Which was why she was so shocked when Georg had turned up at her brother’s house in Vienna, the week of her planned liaison with Captain Muller. George proceeded to spend the week attending to Amalia’s every whim, dancing until their feet were sore, riding out with her in her sister-in-law’s carriage, even reading poetry with her in the library, until Amalia quite forgot all about Fritz and his lasciviously curling golden locks. Georg had begun to reveal shades of the man he’d been when they first married married, and Amalia’s curiosity had grown until it was a pleasure to spend time with him.

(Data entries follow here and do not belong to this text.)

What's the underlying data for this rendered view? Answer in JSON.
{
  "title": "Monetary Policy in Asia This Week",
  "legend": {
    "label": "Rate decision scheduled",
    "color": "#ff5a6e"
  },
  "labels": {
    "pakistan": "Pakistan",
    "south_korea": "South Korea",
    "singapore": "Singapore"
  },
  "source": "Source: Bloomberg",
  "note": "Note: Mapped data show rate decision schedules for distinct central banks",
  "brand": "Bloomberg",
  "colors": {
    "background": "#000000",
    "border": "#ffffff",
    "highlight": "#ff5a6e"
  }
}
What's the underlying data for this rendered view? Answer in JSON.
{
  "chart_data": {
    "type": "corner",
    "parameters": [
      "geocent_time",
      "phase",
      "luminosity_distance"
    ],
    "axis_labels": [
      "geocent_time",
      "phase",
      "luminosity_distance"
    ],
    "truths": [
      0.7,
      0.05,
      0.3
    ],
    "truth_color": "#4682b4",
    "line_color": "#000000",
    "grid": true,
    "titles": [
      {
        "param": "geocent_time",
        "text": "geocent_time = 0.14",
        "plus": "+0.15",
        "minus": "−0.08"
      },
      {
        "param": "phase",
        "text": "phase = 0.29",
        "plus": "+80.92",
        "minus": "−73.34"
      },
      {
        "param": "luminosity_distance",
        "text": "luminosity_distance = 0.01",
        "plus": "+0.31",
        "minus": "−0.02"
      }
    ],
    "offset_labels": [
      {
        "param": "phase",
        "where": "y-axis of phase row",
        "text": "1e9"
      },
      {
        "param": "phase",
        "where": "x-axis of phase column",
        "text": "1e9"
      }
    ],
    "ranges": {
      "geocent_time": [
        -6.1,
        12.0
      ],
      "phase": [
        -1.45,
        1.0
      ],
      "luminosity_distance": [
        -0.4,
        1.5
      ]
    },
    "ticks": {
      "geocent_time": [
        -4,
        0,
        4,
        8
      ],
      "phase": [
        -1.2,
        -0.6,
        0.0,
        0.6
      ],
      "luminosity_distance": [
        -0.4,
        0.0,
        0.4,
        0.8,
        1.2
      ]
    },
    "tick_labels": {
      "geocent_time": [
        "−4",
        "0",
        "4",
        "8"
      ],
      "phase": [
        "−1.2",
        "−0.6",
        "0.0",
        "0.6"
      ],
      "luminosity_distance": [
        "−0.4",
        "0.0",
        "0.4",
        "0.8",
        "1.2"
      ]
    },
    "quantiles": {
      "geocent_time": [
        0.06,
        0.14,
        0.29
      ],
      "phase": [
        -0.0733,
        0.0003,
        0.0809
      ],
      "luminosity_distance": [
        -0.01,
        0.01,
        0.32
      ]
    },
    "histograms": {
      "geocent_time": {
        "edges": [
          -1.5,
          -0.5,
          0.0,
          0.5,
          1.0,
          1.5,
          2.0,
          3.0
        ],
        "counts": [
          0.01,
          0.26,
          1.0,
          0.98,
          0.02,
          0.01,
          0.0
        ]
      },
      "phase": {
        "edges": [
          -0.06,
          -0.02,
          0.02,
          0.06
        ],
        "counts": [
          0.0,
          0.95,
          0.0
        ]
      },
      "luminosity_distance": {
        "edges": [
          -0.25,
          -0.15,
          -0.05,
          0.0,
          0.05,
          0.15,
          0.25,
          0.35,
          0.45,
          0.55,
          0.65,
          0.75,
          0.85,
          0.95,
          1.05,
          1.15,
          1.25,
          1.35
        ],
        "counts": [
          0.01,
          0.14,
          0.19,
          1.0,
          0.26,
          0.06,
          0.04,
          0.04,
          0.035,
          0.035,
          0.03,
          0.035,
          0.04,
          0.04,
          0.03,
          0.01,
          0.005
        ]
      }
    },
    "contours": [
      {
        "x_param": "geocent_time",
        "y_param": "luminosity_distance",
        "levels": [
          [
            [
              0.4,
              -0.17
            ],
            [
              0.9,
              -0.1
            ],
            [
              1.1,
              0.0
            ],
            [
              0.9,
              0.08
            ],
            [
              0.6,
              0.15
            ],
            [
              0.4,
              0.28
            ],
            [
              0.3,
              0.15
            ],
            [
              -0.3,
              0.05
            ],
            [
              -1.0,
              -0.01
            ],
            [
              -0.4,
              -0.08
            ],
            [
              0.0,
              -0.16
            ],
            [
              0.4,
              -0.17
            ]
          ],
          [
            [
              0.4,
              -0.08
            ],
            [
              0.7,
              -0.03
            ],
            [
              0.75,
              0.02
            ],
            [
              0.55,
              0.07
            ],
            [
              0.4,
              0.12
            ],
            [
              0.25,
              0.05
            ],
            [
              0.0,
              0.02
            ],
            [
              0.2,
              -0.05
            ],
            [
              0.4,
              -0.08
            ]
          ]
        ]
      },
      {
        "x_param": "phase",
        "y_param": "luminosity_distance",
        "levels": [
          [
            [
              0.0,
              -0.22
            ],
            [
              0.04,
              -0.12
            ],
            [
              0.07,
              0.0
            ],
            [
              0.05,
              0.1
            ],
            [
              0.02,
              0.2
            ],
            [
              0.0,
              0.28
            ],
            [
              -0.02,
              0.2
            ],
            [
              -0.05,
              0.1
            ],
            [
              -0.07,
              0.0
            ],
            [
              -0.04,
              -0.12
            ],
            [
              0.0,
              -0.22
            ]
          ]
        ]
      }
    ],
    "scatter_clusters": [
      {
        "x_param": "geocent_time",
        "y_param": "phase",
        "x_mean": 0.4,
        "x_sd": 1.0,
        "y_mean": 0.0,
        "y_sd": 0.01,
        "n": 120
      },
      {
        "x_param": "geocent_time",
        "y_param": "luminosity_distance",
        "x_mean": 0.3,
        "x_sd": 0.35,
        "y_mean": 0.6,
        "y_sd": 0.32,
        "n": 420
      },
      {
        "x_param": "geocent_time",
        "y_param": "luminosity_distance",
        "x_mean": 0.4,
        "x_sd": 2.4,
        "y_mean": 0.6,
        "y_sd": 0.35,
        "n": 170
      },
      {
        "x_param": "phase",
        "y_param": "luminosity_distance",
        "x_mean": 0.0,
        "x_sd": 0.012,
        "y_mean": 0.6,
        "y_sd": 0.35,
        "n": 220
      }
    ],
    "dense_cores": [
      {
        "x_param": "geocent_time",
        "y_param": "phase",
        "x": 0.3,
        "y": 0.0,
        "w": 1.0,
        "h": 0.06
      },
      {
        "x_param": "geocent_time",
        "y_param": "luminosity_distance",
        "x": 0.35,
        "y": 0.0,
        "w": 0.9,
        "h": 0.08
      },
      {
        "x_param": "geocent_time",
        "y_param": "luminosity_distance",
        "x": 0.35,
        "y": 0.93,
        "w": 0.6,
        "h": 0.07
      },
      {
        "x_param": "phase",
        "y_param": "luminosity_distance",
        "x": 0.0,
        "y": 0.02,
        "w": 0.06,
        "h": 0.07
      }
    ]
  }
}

On their last day, the men decided to get up a shooting party. The women protested – it was foggy, the season was almost over, why traipse into the country for the dregs? Captain Muller was injured, and carried home screaming and thrashing in a manner most unbefitting an army captain suffering a mere flesh wound. Amalia felt more than a little repelled by his behaviour, and watched anxiously for her husband.
‘What a horrid accident,’ remarked Amalia absent-mindedly, as she and Georg climbed into their carriage for the station.
‘It was certainly horrid, that’s for sure,’ replied her husband.
Amalia laughed as she settled herself amongst her furs. ‘Why, Georg, whatever do you – ’
Georg fixed his young wife with a grim stare, and she stopped laughing.